Roast the Seder Plate Egg (kids)

Roast a beitzah (egg) to take home for your seder plate

Roast a beitzah (egg) to take home for your seder plate

Why let kids dangle boiled eggs over fire?
To candle-roast an egg is a quick, hands-on connection to what the seder plate egg symbolizes. It’s weird, it’s memorable and it is a kid magnet.

At home we do this with a match, but at my school Seder Step Program I used tea lights—they are stable, low—on a foil-covered plate. Students held the egg and rotated it over the stationary flame. I also offered a long-handled, spiral egg-separator or the Littles or for kids who needed more distance between fingertips and fire. The tool itself is irresistible and quite satisfying to hold.*

Signage helps set the scene and draw participants, but be sure you explain the Why of the roasted egg. The beitzah is a universal symbol of spring and birth, but also a particular symbol of the Temple: a sign of mourning for its destruction (eggs are classic shiva food), and most importantly, a stand-in for the roasted chagigah sacrifice back when Jews made pilgrimage for Pesach.

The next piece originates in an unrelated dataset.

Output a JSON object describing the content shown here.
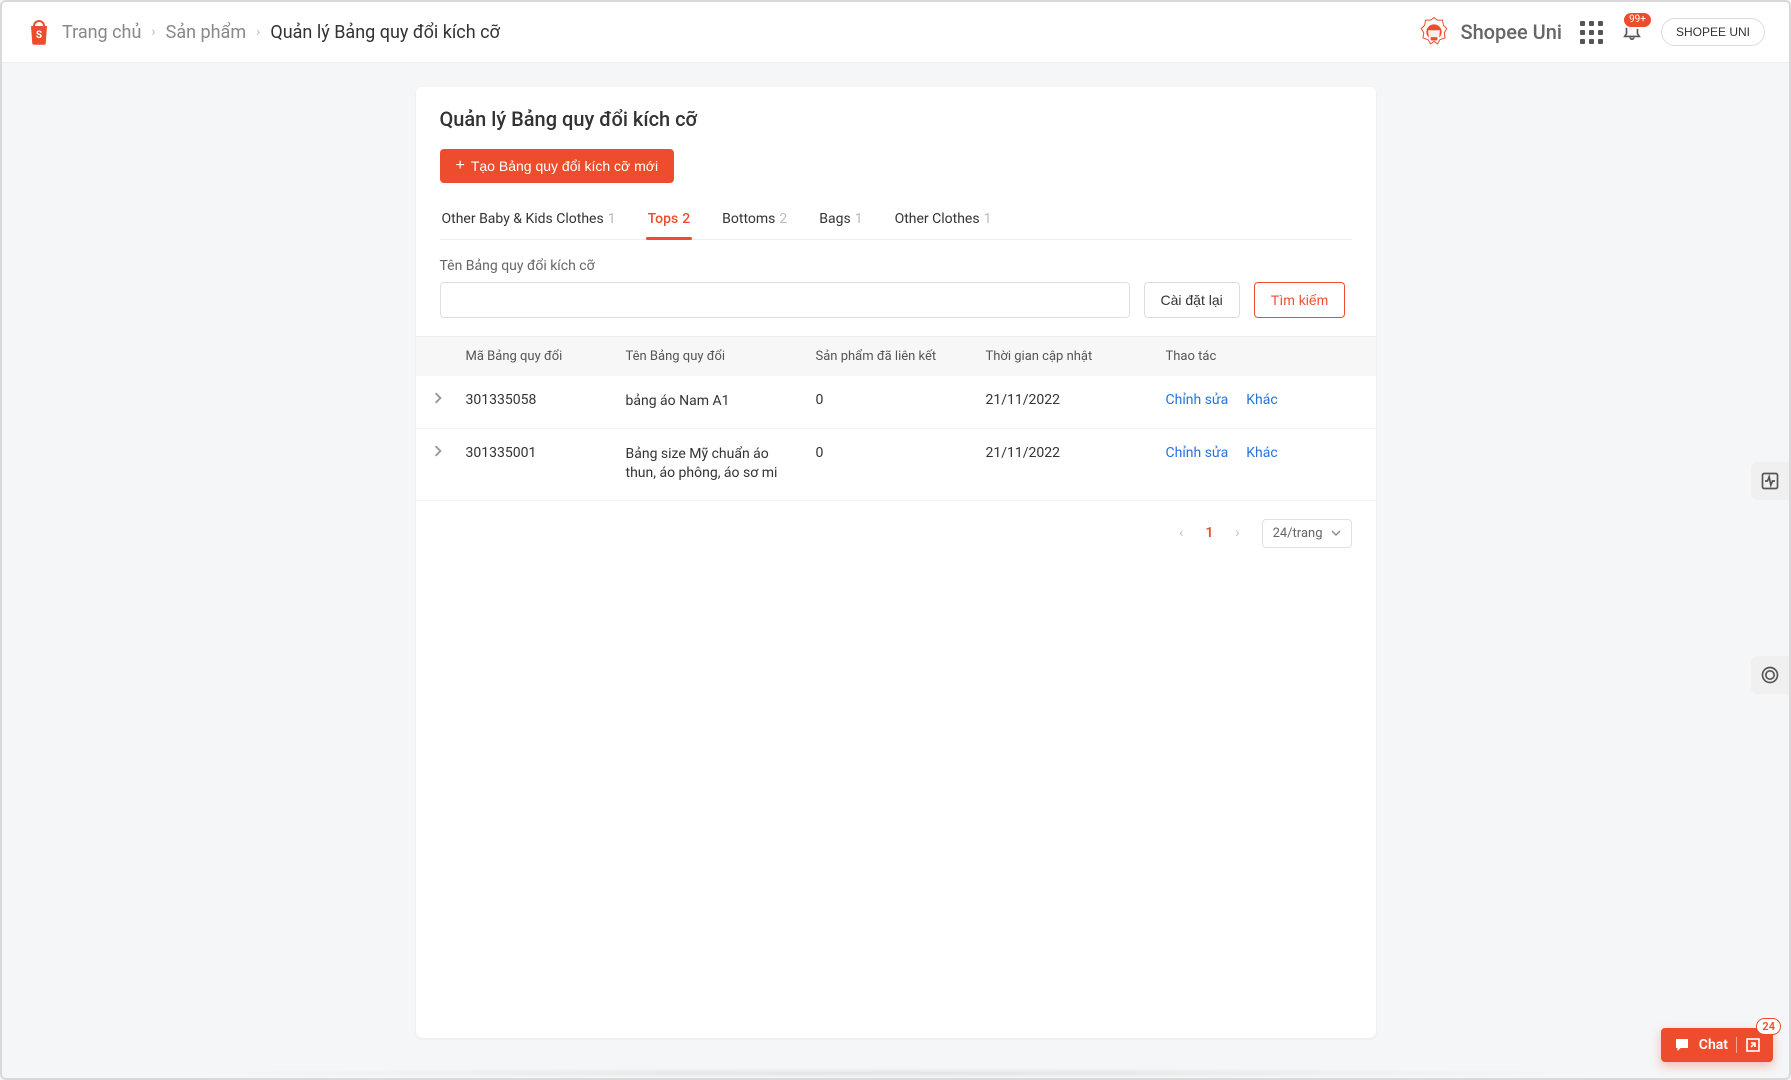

At the program, kids take their DIY roasted egg home to use for seder, but not until they’ve practiced with it. At the Set the Seder Plate station, they place their egg on a real seder plate along with all the other symbolic food they’ve just made, grated, mixed or plucked. This is the big, fat important step many kids don’t have the chance to do at home. I like to devote a whole class to it, but this year I added the lesson to the Passover program.

Egg roasting station

Egg roasting station

There are other ways to make the egg roast-y: with an oven, food torch, and BBQ pit, and also heat-free methods, like dyeing. None of these are cool with my particular setup. For classroom and for carnival, the candle is perfect.

Roasting vs. Dyeing:
Some folks dye the seder plate beitzah to look roasted. My friend, who grew up in the young state of Israel told me her family always dyed the beitzah in onion skins. I love messing with natural dyes, but the onion skin-egg trick takes time to boil on a stove, and I needed something quicker for my Passover station.

Easter egg dyes are quick, so I tried ’em in the privacy of my solitudinous kitchen: choosing tablets that, when combined, might produce a rich brown. I also tried food coloring: mixing the primary colors until purple gave way to chestnut. But in both cases, it felt wrong: me, a Jewish educator in the buckle of the Bible Belt a week away from Easter, dipping boiled eggs into tumblers of dye and vinegar, fiddling with those flimsy copper-colored egg dippers.

It also looked wrong, color-wise. I could not tweak the dyes to convince anyone that the egg had been in fire. The egg had clearly been in Paas tablets and McCormick drops.

Which brings me to the other reason to “roast” the seder plate egg:
I’d rather flame than dye—no matter what kind of dye—because the silly candle method has nothing to do with Easter. The egg on a seder plate already elicits enough comparisons with that other big spring holiday, so I like to keep the two eggy themes distinct.

There are legit Jewish traditions with eggs colored by a slow, Shabbat-cooking process—like my friend’s version of Sephardic huevos hamindos—and if I taught older kids or adults, sure, we could talk and make and compare. But my K-3s do not need category confusion. They need clarity.

These kids see are Easter eggs everywhere right now: pre-dyed eggs in clear containers at the grocery store, dye kits on the endcaps, egg-shaped cookies and cupcake toppers, creme eggs in the checkout aisle, plastic eggs in a bag for a buck, eggs, eggs, eggs, omg eggs. So, to hand out eggs and dye tablets at a Conservative synagogue program sends mixed messages with a megaphone.

Thus, fire.

Happy roasting!

*Tool: golly, I searched online and this spiral egg-separator is not very common. Found one or two at Amazon and Pampered Chef. BUT, you can use a big whisk, too: just push the egg through the flexible spokes of a nice, big whisk. The egg will stay caged while being roasted.

5 responses to “Roast the Seder Plate Egg (kids)

  1. I have been making huevos haminados for pesach since 1977. I don’t add vinegar, but otherwise the process is the same as the one in “The Kitchn.” I dampen the surface of the egg and press the parsley leaf in place. Then it’s simple to wrap a square of pantyhose around the egg and tie with a short piece of yarn. The eggs are beautiful and tasty. It wouldn’t be pesach without them.

  2. Hmmm, I never realised how much I needed one of those long handled tools (which I have no idea where to buy!) until I read this post.

    • And I just realized that these egg separator tools are not exactly the most common kitchen tool on the planet. Kinda hard to find. I just edited the post to include the tip that a plain ol’ whisk works just as well: squeeze the boiled egg between the spokes of a nice, big whisk. (Pushing the egg in and then out again is rather fun.)